As you know, if you've been reading my blog, I've been working on prayer, knowing that it needs to become the cornerstone of my life. That in itself is a slow process, God and I are something like sporadic penfriends rather than bosom buddies right now, but that's an improvement on relatives who talk 3 times a year because they have to, which is sort of what it was like before I got the massive kick from my calling and started putting some effort in. My main barrier is I am terrible at getting into habits, especially as freelance stage management doesn't have the same routine for more than 4 weeks max. But over this period, I have stopped worrying so much about 'being bad at prayer' or not praying enough, and taking the pressure off makes it less scary. So that's an improvement.


As well as reading blogs, a huge part of my activity has been reading books (see my reading list). I love reading, which is helpful, but it hasn't just been a case of leisurely interest. It has kept my focus, explained about the priesthood, military chaplaincy, prayer, vocations, the theology of Jesus, being friend's with Christ, and whetted my appetite to keep learning, deepen my understanding, and not stop, forever and ever amen. Whilst reading, I get a touch of what a God centred life is like, because they're good at being a constant reminder to turn back to God, to remember God.


It's been a similar thing reading the Bible everyday - the same as the other books, it's turning my focus back to God, back to the divine within the ordinary. My eyes have also been opened to the narrative structure of the OT; before I was used to hearing the individual extracts of specific episodes, and now I have a much clearer understanding of who Abraham, Isaac, Jacob and Moses were.

I worked a job in September/October/November and then took December off to do Christmas at church. Things weren't too bad during that contract; I was excited about setting up this blog, and meeting the rector several times, and simply getting used to starting the discernment process, finding out what it involves and working out how I was going to come at it.

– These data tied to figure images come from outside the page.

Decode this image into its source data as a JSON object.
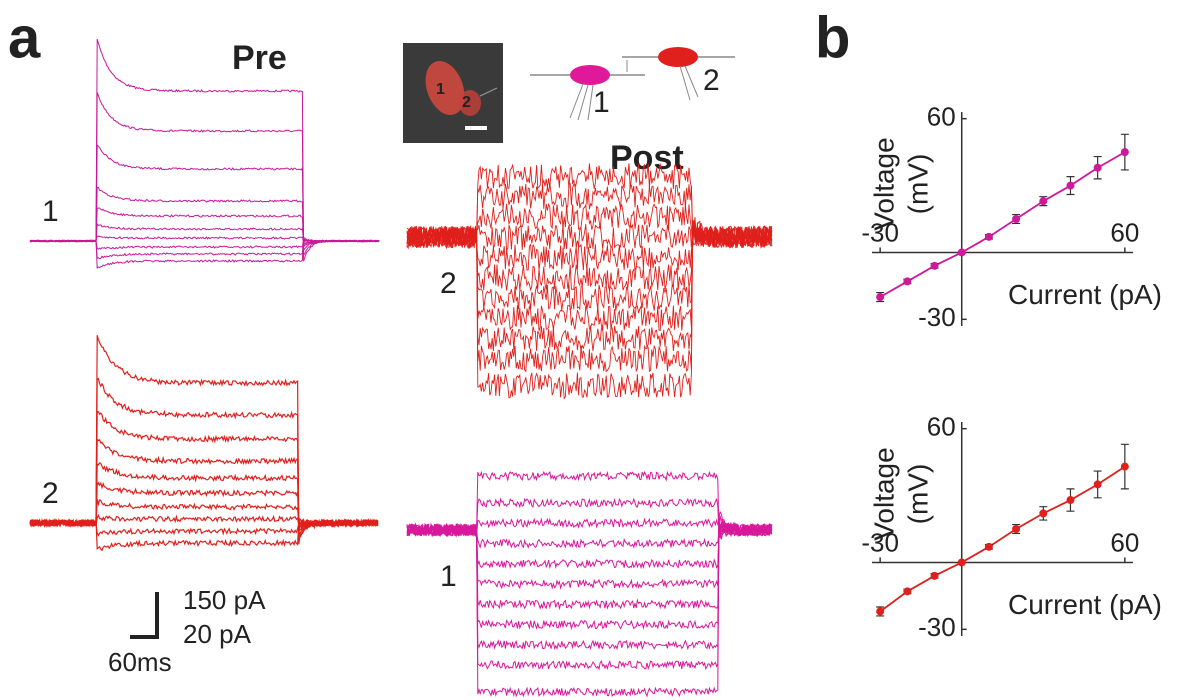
{
  "figure": {
    "panel_labels": [
      "a",
      "b"
    ],
    "pre": "Pre",
    "post": "Post",
    "trace_labels": [
      "1",
      "2",
      "2",
      "1"
    ],
    "image_labels": [
      "1",
      "2"
    ],
    "diagram_labels": [
      "1",
      "2"
    ],
    "scale_bar": [
      "150 pA",
      "20 pA",
      "60ms"
    ]
  },
  "chart_data": [
    {
      "type": "line",
      "x_label": "Current (pA)",
      "y_label": [
        "Voltage",
        "(mV)"
      ],
      "x": [
        -30,
        -20,
        -10,
        0,
        10,
        20,
        30,
        40,
        50,
        60
      ],
      "series": [
        {
          "color": "#d0189a",
          "values": [
            -20,
            -13,
            -6,
            0,
            7,
            15,
            23,
            30,
            38,
            45
          ],
          "errors": [
            2,
            1,
            1,
            0,
            1,
            2,
            2,
            4,
            5,
            8
          ]
        }
      ],
      "xlim": [
        -33,
        63
      ],
      "ylim": [
        -33,
        63
      ],
      "xticks": [
        -30,
        60
      ],
      "yticks": [
        -30,
        60
      ]
    },
    {
      "type": "line",
      "x_label": "Current (pA)",
      "y_label": [
        "Voltage",
        "(mV)"
      ],
      "x": [
        -30,
        -20,
        -10,
        0,
        10,
        20,
        30,
        40,
        50,
        60
      ],
      "series": [
        {
          "color": "#e0201c",
          "values": [
            -22,
            -13,
            -6,
            0,
            7,
            15,
            22,
            28,
            35,
            43
          ],
          "errors": [
            2,
            1,
            1,
            0,
            1,
            2,
            3,
            5,
            6,
            10
          ]
        }
      ],
      "xlim": [
        -33,
        63
      ],
      "ylim": [
        -33,
        63
      ],
      "xticks": [
        -30,
        60
      ],
      "yticks": [
        -30,
        60
      ]
    }
  ]
}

Then I did a job January/February, and this happened. I stressed out to the point that I did break down a week before the job ended, and my beloved had to put the pieces back together so I could hobble to the end. That's not job stress. Yes, the job was more stressful than previous jobs, but I think it got to me because I was stretched, torn between two paths that I was attempting to follow simultaneously. I have been challenged to follow my path whilst also working as a Deputy Stage Manager, and basically I think I failed. I'm not sure yet if it was my failing, or an indication that the two are incompatible, but I lean towards the latter.

It was horrible, but I love my job. Even that bastard of a contract was enjoyable. Here and now, reflecting on both jobs, I can see a comparison of the happiness for myself that I get at work vs the joy inspired in me by the happiness of others when I help at church. And it is the latter that feels the most right, and also the more fulfilling. I'm now taking March and April off to do Easter, some more conferences, and a spiritual retreat, and these last few weeks of first recovering, and then setting out my to-do list for church things, and life things, and discernment things - I feel back on track.

Another gain over the last six months has been affirmation, be it not very much so far. Several people when asked have said they think I'd make a good priest, and a couple have said so without prompting.

A more recent change has been starting to appreciate evangelism. You'll remember from my selection criteria video (which was a bit long, true, here's a link to the relevant section of the video) that I don't like charismatic worship, and have issues with the mission element of ministry (this section of the video). Reading about RainbowGirl's similar problems has helped me work through some of my own, and I'm a lot more open to learn about the positive evangelical worship and ethos, without being worried it'll be all conservative negativity.

Changes galore. Baby steps along the path, but at least heading in the right direction and making progress.